The temporary restraining order, or TRO as they are commonly called, required Rachelle and Jeffrey Knight, Salt Lake City, to turn over Overstock.com equipment and their personal computer and prevented them from selling or disclosing any addresses they may have taken.
The Knights' attorney, Lauren I. Scholnick, said substantively the withdrawal of the TRO means little, since she said the Knights never stole any addresses anyway and their computer already has been taken.
However, she said, she sees the development as "a huge admission" on Overstock.com's part.
But Overstock.com attorney Michael L. Larsen said the TRO simply was no longer needed. The Knights' computer had already been confiscated, and the attorneys on both sides have agreed to have the hard drive scanned and imaged, so the TRO has served its purpose, he said. And because a lawsuit has been filed, any destruction of evidence would bring severe penalties, with or without the TRO, Larsen said.
Larsen also said it was withdrawn because two Overstock.com employees, who said they had been using Overstock.com's computer system sometime in September and noticed Rachelle Knight logged in, changed some of the details of their story. They now say it happened sometime in the spring, Larsen said.
Scholnick pointed to the changes as significant, saying the plaintiffs would never have been able to obtain the TRO had the affidavits been accurate from the start.
But Larsen said that when the suit was first filed, the two employees had little time to work out the exact details of what they remembered. Since then, the employees had time to "do their homework" and come up with a more accurate recollection.
The suit, filed Dec. 5 in 3rd District Court, accuses the Knights of having logged into the company's computer network via remote access.

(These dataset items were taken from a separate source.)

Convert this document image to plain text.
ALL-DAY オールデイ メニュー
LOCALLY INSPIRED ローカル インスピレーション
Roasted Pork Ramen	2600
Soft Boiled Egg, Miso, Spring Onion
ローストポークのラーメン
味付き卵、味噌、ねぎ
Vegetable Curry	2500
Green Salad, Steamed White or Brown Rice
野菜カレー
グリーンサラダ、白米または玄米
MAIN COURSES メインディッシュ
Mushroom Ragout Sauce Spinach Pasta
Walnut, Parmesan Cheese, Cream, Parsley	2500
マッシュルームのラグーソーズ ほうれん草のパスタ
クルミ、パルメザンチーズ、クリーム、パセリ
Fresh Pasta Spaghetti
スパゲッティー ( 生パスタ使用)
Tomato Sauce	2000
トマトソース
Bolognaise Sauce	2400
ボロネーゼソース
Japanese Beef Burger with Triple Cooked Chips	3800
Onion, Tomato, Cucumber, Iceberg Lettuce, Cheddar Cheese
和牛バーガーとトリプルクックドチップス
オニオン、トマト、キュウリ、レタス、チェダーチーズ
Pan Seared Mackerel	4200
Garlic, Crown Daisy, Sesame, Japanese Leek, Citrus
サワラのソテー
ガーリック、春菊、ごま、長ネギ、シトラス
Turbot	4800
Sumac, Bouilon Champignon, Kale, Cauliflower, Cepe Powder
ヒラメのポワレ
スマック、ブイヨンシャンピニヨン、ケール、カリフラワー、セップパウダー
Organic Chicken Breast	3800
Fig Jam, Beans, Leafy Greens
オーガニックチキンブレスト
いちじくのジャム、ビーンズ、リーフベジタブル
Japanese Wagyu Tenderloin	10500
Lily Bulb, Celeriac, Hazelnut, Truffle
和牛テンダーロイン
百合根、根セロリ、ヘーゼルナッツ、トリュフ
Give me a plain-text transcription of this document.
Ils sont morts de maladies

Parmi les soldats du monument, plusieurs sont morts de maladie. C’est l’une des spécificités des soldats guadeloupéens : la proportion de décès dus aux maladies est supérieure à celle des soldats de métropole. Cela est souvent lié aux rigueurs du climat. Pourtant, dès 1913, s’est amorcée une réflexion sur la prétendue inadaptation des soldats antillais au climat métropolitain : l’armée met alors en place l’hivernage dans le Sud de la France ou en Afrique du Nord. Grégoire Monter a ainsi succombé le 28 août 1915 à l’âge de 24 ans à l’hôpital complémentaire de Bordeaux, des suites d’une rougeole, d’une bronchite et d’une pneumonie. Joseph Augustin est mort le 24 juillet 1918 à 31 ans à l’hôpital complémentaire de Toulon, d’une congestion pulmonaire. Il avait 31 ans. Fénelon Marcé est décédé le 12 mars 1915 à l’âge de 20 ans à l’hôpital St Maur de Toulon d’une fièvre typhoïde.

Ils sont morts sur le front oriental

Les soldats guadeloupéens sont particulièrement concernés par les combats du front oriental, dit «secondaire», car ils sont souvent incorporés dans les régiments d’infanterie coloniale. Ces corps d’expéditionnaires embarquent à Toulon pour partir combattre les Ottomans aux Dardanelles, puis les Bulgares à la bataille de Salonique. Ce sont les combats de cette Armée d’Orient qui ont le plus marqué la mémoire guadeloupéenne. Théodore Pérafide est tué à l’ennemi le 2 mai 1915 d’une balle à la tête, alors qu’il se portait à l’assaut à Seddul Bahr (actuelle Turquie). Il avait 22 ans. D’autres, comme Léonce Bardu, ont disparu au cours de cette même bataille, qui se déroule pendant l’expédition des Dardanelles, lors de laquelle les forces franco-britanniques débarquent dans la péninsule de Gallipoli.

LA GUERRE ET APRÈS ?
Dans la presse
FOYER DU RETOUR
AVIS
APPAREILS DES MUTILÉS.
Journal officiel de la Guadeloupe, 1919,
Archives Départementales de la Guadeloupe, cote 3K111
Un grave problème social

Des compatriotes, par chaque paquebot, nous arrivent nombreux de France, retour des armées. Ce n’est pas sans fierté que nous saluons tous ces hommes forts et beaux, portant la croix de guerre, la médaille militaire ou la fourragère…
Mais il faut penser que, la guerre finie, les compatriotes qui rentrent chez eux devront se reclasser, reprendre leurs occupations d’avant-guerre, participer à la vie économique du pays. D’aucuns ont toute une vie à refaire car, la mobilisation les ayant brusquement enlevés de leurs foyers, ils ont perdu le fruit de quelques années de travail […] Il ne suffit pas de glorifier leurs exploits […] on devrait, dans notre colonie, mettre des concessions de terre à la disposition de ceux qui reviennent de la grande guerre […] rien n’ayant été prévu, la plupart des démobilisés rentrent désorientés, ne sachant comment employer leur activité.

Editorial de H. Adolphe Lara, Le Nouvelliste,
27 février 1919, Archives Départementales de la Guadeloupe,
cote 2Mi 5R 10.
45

In weeks running up to the suit, Overstock.com received "a significantly increased" number of patron complaints about junk e-mail, the suit says.

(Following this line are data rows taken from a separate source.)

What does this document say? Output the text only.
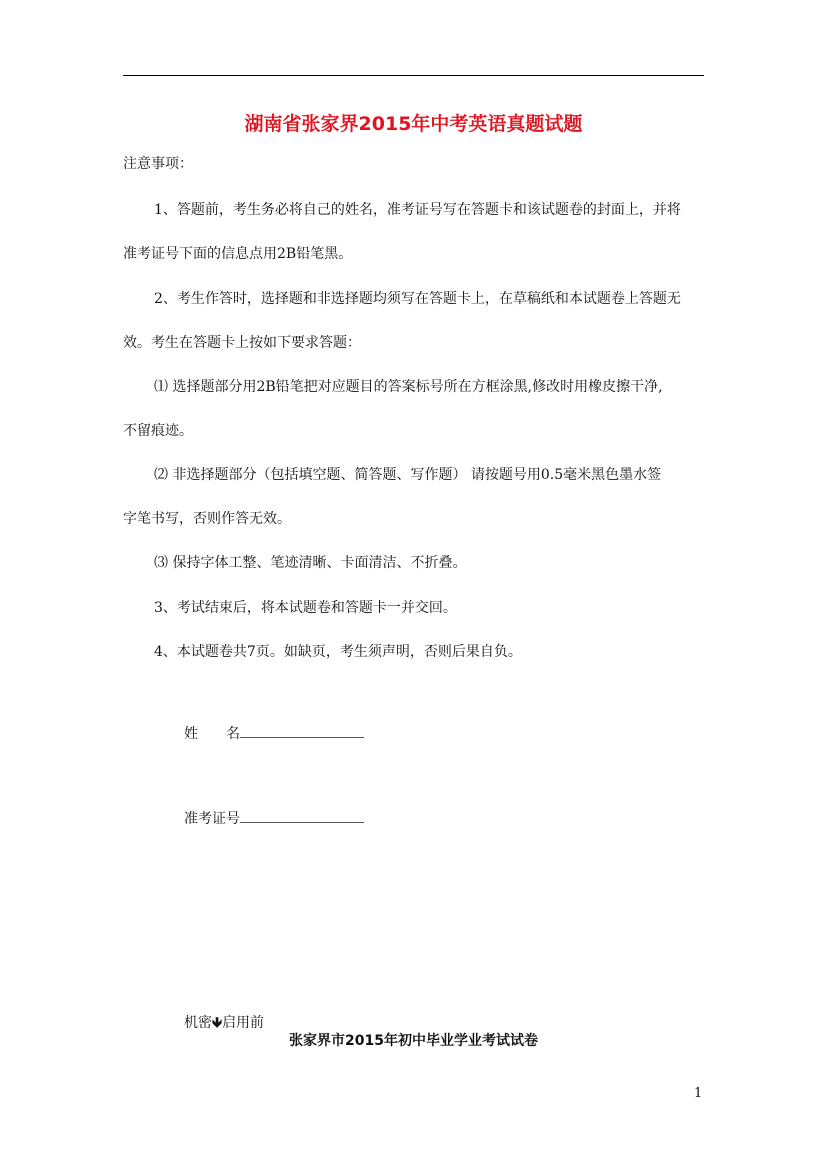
湖南省张家界2015年中考英语真题试题
注意事项：
1、答题前，考生务必将自己的姓名，准考证号写在答题卡和该试题卷的封面上，并将
准考证号下面的信息点用2B铅笔黑。
2、考生作答时，选择题和非选择题均须写在答题卡上，在草稿纸和本试题卷上答题无
效。考生在答题卡上按如下要求答题：
⑴ 选择题部分用2B铅笔把对应题目的答案标号所在方框涂黑,修改时用橡皮擦干净,
不留痕迹。
⑵ 非选择题部分（包括填空题、简答题、写作题） 请按题号用0.5毫米黑色墨水签
字笔书写，否则作答无效。
⑶ 保持字体工整、笔迹清晰、卡面清洁、不折叠。
3、考试结束后，将本试题卷和答题卡一并交回。
4、本试题卷共7页。如缺页，考生须声明，否则后果自负。
姓　　名
准考证号
机密🡻启用前
张家界市2015年初中毕业学业考试试卷
1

Many of those patrons set up separate e-mail accounts exclusively for Overstock.com use, according to the suit, pointing to the company's customer information bank as the source of their leak to advertisers.
The increase in e-mails led Overstock.com to investigate the matter, ultimately leading to the information about the Knights' alleged hacking, the suit says.
The Knights and Scholnick have strongly denied the accusations, saying they have no basis. Scholnick speculated the suit was nothing more than a publicity stunt to portray Overstock.com as aggressively fighting for customer privacy.